AAPG Bulletin; April 2007; v. 91; no. 4;
p. 535-549; DOI: 10.1306/10270606060
© 2007 American Association of Petroleum Geologists (AAPG)
Thermal maturity of the Barnett Shale determined from well-log analysis
Hank Zhao1,
Natalie B. Givens2 and
Brad Curtis3
1 3906 Dunwich Drive, Richardson, Texas 75082; hankzhao{at}sbcglobal.net
2 EnCana Oil & Gas (USA), Dallas, Texas 75240; natalie.givens{at}encana.com
3 Republic Energy Inc., Dallas, Texas 75206; bcurtis{at}republicenergy.com
Hanqing "Hank" Zhao is currently an independent geologist. In his more than 20-year career in oil and gas, he had been with Republic Energy, mainly working on Barnett Shale; Southwestern Energy, working on Fayetteville Shale; and Dagang Geophysical Exploration and Southwest Petroleum University in China. He received his Ph.D. in geology from the University of Wyoming, and his M.S. and B.S. degrees in petroleum geology from Southwest Petroleum University in China. His areas of interest are mainly on the geological and geophysical aspects of unconventional gas.

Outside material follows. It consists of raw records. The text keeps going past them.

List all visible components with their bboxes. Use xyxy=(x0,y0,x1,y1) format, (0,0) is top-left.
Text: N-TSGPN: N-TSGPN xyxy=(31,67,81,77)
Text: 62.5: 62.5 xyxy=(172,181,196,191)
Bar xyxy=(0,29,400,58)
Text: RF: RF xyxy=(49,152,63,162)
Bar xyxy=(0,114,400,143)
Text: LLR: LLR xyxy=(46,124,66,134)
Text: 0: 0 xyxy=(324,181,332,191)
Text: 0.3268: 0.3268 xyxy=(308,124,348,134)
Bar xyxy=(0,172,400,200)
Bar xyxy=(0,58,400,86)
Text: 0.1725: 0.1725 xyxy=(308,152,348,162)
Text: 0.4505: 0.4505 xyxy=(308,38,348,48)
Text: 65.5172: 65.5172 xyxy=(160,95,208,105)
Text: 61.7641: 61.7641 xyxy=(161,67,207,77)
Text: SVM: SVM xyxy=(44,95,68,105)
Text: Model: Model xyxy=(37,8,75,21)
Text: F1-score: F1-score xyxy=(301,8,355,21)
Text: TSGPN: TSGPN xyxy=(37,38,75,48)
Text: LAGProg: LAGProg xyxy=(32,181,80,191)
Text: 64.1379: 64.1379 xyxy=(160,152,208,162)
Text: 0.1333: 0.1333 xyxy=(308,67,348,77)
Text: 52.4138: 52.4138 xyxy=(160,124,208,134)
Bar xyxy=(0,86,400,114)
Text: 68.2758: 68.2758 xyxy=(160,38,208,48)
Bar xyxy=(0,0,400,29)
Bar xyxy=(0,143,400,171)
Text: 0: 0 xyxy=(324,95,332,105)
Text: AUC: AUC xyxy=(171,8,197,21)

Natalie is a geologist concentrating on unconventional oil and gas plays. She received her M.S. degree in geology from the University of Kansas in 2006 and her B.S. degree in geology from the Southern Methodist University in 2000. Natalie spent 3 years with Republic Energy, Inc., prior to continuing her education and obtaining her M.S. degree.
Brad Curtis is vice president of Geoscience and has been with Republic Energy since 1990. He received his B.S. degree in petroleum geology from Midwestern State University in 1983 and then worked for Expando Oil Co. in Wichita Falls, generating prospects in the Fort Worth and East Texas basins.
Intensive development with large-scale fracturing treatments has made the Barnett Shale play (Newark East field) in the Fort Worth Basin the largest shale-gas field in the world. The Mississippian Barnett Shale is an organic-rich, self-sourced reservoir rock. Thermal maturity, thickness, and total organic carbon are the most important geological factors for commercial gas production from this shale formation. The log-derived thermal-maturity index (MI) has been developed in an effort to better understand and predict hydrocarbon phases across the basin. Maturity index was calculated using three types of open-hole logs: neutron porosity, deep resistivity, and density porosity (or bulk density). The derivation of MI is based on the hypotheses that shale gas is generated and stored locally without apparent migration from outside sources, and that the water saturation and the density of generated hydrocarbons decrease with an increase in thermal maturity. Maturity index correlates well with initial gas:oil ratios (GOR) from well production data. Based on this correlation, an empirical relationship has been demonstrated for the Fort Worth Basin. This method is useful in understanding the thermal-maturity levels of Barnett Shale source rock in the gas-generation window. Mapping MI, GOR, and gas heating value from hundreds of wells identifies the various maturity stages and areas of Barnett Shale that generate oil, condensate, wet gas, or dry gas in the Fort Worth Basin.